La seconde question renvoie à la notion de situation identique. Peu d’encre a coulé sur cette expression et la simplicité de ses propos détonne avec la complexité de qualification qu’elle peut engendrer pour les actionnaires de la société. Le législateur se borne en effet à émettre un principe d’égalité subordonné à la réunion d’une condition sans en définir les contours. Ce vide législatif peut être lourd de conséquences puisqu’il appartiendra à la société, et donc à ses organes, d’estimer si oui ou non les actionnaires se trouvent dans une situation identique pour déterminer s’ils ont l’obligation de les traiter de manière égalitaire. On pourrait considérer qu’à défaut de catégorisation explicite entre actionnaires, expressément prévue par les statuts de la société et pouvant créer une distinction dans le régime de traitement applicable, la société doit considérer que les actionnaires bénéficient des mêmes droits et obligations et qu’il convient donc de les traiter de la même façon.

Le nouvel article 551bis du Code des sociétés consacre le principe de l’égalité de traitement des actionnaires se trouvant dans une situation identique, dans le cadre de l’organisation et du fonctionnement de l’assemblée générale. Son intégration dans le Code des sociétés est une première consécration d’un principe important de corporate gouvernance dans un texte législatif et un premier pas du législateur vis-à-vis des actionnaires mais il y en a encore beaucoup à faire. En effet, le législateur s’est limité à énoncer un principe général en reprenant des termes vagues et en évitant toute tentative de détermination de son champ d’application. Les travaux préparatoires ne comportent aucun développement sur cette question.

Le législateur énonce donc sa volonté d’accorder davantage d’importance à la régulation des relations entre la sociétés et ses interlocuteurs, dont ses actionnaires, en transposant un principe général en hard law, mais ne prend pas de risques quant à son interprétation.
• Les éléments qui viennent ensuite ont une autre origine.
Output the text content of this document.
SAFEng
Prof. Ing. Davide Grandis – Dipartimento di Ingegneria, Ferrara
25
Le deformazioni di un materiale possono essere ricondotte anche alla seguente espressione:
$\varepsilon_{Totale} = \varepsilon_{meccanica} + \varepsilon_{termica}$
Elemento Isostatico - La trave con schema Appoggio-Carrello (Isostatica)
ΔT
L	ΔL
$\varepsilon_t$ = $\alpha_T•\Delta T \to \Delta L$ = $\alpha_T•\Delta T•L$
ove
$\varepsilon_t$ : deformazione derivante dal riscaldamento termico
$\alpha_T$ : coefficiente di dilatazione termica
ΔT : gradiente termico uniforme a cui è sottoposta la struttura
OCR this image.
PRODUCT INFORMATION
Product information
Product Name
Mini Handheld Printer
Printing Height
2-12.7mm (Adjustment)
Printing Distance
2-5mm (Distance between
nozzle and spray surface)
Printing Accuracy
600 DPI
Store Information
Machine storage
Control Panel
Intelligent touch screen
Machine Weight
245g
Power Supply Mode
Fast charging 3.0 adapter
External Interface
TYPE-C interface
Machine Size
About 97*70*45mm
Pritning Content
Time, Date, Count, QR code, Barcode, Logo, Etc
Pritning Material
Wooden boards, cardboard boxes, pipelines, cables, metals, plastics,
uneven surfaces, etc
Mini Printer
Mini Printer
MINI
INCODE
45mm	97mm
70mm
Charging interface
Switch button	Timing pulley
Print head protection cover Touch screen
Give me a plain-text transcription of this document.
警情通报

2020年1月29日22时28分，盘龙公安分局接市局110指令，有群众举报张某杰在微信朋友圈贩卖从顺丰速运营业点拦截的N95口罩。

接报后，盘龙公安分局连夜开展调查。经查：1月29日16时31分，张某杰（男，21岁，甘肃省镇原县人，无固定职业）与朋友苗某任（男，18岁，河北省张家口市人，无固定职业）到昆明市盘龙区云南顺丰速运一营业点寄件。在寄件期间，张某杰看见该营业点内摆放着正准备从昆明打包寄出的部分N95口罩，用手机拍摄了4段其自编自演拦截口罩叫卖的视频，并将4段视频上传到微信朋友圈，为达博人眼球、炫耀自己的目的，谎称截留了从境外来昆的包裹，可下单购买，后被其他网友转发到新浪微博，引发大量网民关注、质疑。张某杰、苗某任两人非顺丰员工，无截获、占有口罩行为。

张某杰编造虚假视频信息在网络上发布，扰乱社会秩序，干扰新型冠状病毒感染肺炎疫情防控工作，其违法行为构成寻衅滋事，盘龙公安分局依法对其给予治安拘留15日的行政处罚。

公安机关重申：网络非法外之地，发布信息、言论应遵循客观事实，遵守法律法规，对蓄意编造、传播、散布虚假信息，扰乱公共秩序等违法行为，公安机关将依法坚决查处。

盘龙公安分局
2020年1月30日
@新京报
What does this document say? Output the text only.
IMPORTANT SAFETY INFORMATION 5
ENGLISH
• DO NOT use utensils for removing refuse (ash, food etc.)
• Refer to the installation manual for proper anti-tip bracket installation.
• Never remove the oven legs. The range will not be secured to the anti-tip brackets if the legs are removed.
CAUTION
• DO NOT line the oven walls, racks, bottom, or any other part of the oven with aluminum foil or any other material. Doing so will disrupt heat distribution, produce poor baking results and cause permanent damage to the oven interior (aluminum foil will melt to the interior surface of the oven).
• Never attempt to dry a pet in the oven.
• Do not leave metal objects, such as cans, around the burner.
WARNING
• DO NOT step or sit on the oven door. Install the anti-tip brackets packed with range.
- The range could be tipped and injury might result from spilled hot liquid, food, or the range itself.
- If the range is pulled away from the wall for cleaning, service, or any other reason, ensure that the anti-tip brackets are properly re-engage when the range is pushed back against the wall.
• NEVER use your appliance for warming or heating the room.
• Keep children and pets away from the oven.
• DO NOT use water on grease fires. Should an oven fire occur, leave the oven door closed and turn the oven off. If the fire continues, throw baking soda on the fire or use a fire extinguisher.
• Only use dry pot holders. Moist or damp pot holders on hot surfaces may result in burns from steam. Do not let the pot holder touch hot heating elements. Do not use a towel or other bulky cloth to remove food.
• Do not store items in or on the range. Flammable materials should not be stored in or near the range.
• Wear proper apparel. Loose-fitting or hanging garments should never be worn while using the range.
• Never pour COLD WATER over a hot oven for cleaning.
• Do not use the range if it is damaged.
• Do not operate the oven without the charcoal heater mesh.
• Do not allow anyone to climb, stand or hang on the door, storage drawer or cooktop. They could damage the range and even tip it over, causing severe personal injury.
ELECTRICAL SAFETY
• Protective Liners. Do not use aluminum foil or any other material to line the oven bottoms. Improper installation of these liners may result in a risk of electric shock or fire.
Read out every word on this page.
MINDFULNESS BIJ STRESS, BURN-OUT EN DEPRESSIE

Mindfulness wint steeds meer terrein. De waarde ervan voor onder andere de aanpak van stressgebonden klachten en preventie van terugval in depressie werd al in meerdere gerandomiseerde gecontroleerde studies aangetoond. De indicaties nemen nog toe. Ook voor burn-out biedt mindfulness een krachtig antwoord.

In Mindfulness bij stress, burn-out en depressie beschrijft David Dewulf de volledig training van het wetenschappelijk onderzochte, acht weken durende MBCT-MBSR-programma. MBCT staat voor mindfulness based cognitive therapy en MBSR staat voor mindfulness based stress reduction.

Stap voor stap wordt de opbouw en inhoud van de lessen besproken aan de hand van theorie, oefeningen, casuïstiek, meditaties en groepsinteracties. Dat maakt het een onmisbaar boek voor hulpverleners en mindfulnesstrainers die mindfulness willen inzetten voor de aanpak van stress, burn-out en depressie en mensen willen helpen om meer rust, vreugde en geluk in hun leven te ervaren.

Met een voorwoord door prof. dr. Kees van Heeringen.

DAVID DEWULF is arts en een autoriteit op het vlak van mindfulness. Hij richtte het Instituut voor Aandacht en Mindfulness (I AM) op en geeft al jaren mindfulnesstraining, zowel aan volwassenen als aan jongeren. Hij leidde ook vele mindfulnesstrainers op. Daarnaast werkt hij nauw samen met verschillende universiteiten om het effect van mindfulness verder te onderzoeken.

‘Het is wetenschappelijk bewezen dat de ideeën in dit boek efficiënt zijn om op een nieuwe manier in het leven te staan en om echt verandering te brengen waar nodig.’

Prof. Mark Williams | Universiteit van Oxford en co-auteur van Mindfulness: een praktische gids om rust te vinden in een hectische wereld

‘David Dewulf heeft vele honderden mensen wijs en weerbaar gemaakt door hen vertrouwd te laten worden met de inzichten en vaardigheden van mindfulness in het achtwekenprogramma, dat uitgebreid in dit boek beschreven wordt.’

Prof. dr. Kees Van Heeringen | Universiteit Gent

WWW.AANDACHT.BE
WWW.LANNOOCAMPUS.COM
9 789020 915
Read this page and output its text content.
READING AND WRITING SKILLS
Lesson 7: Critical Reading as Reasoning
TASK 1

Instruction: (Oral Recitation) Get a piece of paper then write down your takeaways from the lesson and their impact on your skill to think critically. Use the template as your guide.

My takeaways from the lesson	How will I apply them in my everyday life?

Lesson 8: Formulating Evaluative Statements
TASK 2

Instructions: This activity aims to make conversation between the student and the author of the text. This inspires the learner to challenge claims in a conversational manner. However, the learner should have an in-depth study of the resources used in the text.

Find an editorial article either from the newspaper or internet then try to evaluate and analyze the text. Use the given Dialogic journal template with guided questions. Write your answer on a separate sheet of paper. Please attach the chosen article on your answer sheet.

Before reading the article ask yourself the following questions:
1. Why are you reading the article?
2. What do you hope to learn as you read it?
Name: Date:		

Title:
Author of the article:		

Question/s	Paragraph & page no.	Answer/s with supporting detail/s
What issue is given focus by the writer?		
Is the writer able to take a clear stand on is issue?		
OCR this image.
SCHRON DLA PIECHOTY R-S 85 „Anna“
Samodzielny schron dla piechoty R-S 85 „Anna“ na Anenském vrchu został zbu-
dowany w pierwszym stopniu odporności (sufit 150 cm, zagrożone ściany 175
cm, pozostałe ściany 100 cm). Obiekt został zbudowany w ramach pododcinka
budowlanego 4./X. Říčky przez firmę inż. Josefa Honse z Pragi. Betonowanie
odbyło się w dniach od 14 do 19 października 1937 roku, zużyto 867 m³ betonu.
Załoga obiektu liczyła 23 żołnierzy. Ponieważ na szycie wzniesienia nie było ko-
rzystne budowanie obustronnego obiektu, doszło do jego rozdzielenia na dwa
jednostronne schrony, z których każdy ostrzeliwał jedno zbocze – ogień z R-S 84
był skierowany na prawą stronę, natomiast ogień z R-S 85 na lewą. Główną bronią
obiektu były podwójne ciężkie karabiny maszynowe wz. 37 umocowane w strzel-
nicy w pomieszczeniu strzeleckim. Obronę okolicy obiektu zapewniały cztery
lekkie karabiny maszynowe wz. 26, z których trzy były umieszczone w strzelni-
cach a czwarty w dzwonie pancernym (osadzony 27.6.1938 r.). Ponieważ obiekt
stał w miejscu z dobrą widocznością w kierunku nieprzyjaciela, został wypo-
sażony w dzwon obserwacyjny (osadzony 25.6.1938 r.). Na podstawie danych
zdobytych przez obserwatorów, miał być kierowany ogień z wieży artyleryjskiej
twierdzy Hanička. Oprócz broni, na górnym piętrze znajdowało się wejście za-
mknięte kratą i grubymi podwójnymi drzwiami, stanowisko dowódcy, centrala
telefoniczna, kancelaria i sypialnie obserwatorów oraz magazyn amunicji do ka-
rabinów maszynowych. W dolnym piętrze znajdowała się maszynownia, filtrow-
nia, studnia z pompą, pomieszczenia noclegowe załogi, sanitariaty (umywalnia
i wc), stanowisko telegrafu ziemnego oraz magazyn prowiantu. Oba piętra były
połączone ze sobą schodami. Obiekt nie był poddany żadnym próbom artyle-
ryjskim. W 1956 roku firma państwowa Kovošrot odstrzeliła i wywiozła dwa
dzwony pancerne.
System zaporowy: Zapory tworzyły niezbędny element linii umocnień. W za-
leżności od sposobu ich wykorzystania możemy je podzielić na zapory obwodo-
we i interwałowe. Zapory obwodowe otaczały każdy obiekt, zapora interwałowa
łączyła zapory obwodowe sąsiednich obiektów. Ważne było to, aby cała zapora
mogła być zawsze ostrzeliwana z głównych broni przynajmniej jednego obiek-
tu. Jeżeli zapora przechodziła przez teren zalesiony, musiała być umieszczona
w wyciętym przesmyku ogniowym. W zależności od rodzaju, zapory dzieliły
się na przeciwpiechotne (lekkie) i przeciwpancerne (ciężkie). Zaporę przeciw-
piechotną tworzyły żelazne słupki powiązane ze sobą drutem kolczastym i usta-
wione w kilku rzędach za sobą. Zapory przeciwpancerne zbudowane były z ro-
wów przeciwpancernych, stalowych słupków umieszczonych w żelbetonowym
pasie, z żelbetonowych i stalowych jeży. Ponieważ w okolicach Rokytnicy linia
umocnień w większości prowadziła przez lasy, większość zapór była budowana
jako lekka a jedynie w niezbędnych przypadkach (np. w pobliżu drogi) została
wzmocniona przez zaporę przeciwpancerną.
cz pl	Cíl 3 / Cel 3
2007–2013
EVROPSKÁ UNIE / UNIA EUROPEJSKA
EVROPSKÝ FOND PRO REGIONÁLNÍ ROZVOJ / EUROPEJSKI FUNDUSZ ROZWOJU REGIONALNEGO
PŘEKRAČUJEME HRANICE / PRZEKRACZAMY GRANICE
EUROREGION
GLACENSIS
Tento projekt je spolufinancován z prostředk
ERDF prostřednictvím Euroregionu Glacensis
Par ailleurs, en instaurant ce principe dans le Code des sociétés, le législateur instaure un régime de sanctions puisqu’en cas de non-respect de cette obligation d’égalité par les dirigeants de la sociétés, ceux-ci encourent le risque de voir leur responsabilité engagée pour violation du Code des sociétés sur base de l’article 528. Il leur appartiendra alors de démontrer que les actionnaires ne se trouvaient pas dans une situation identique pour justifier leur décision de ne pas leur appliquer un traitement égal.

Par ailleurs, il est à noter que ce principe de corporate governance est placé dans un endroit bien spécifique du Code des sociétés, à savoir dans le titre consacré aux assemblées générales des sociétés anonymes. Il aurait sans doute été plus sage de la part du législateur d’énoncer ce principe dans le titre réservé aux dispositions applicables à toutes les sociétés afin d’éviter qu’en cas de non-respect de ce principe dans une société privée à responsabilité limitée, l’organe de gestion puisse éviter toute responsabilité grâce au placement malheureux de la disposition dans le Code des sociétés dans un titre réservé aux sociétés anonymes.

Cette nouvelle disposition constitue un nouveau pas vers le renforcement de l’importance d’un principe de responsabilité sociétale dans le cadre des relations entre la société et ses investisseurs/actionnaires et permet la mise en place d’un régime de mise en cause de la responsabilité en cas de non-respect de ce principe mais laisse malheureusement un grand vide juridique concernant l’application réelle de cette disposition au sein des sociétés et à son interprétation par les différents intervenants.